AWS Step Functionsのデメリット
やはり、コストが高いのが一番のデメリットでしょう。また、ステートにAWS Lambdaを使用した場合にはLambda ファンクション内のビジネスロジックとAWS Stap FunctionsのASLによる設定が分離されるため、その可読性は複雑なものになってしまいます。また、AWS Lambdaと使用する場合には両方のサービスクォータ及びコストについての考慮が必要になります。
まとめ
結論として、AWS Step Functionsは豊富な機能と強力なワークフローのビジュアルを提供しますが、独自の複雑さとコストも伴います。ひとつの判断基準としては、ビジネスにおけるそのワークフローの重要度や複雑度がポイントになってくるのではないかと思います。多人数でのメンテを必要としないようなシンプルなワークフローはサクッとLambda関数で実装してしまえばよいでしょう。

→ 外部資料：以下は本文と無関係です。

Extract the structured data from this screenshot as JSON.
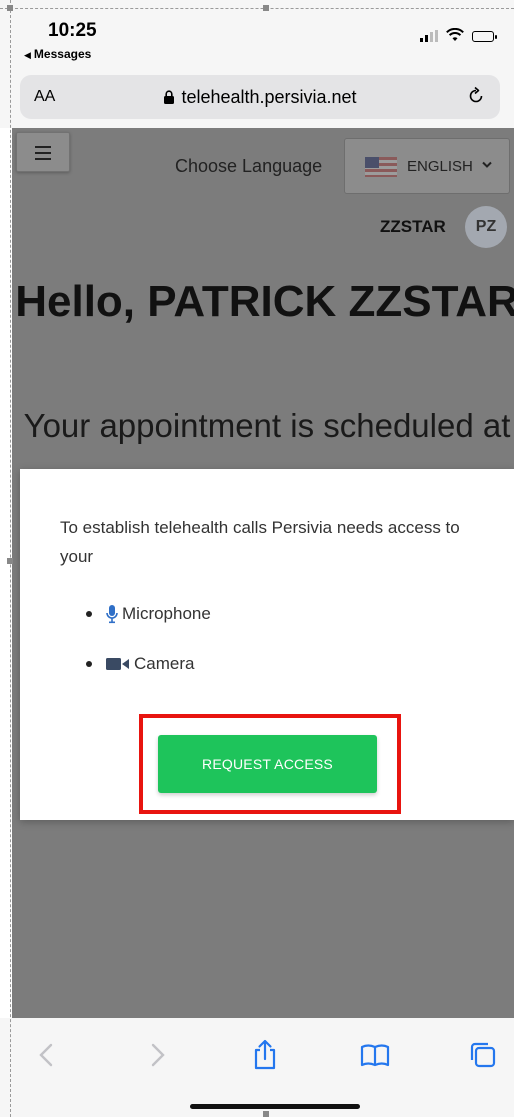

一方で、ビジネスにとって重要なワークフローにはAWS Step Functionsを強く推奨します。視覚化、監査記録、強力なエラーハンドリングの利点は、リスクの高いワークフローに合致しています。たとえば、既に紹介したような予約や在庫、支払い処理が絡むようなワークフローは、その重要性からStep Functionsへの投資への費用対効果はあると考えてよいでしょう。
その他にもワークフローに人間の意思決定が必要な場合は、独自で実装を行なうよりもAWS Step Functionsのコールバックパターンを活用すべきです。また、同様に、失敗したステートから再開することが重要なワークフローの場合も、AWS Step Functionsが適しているでしょう。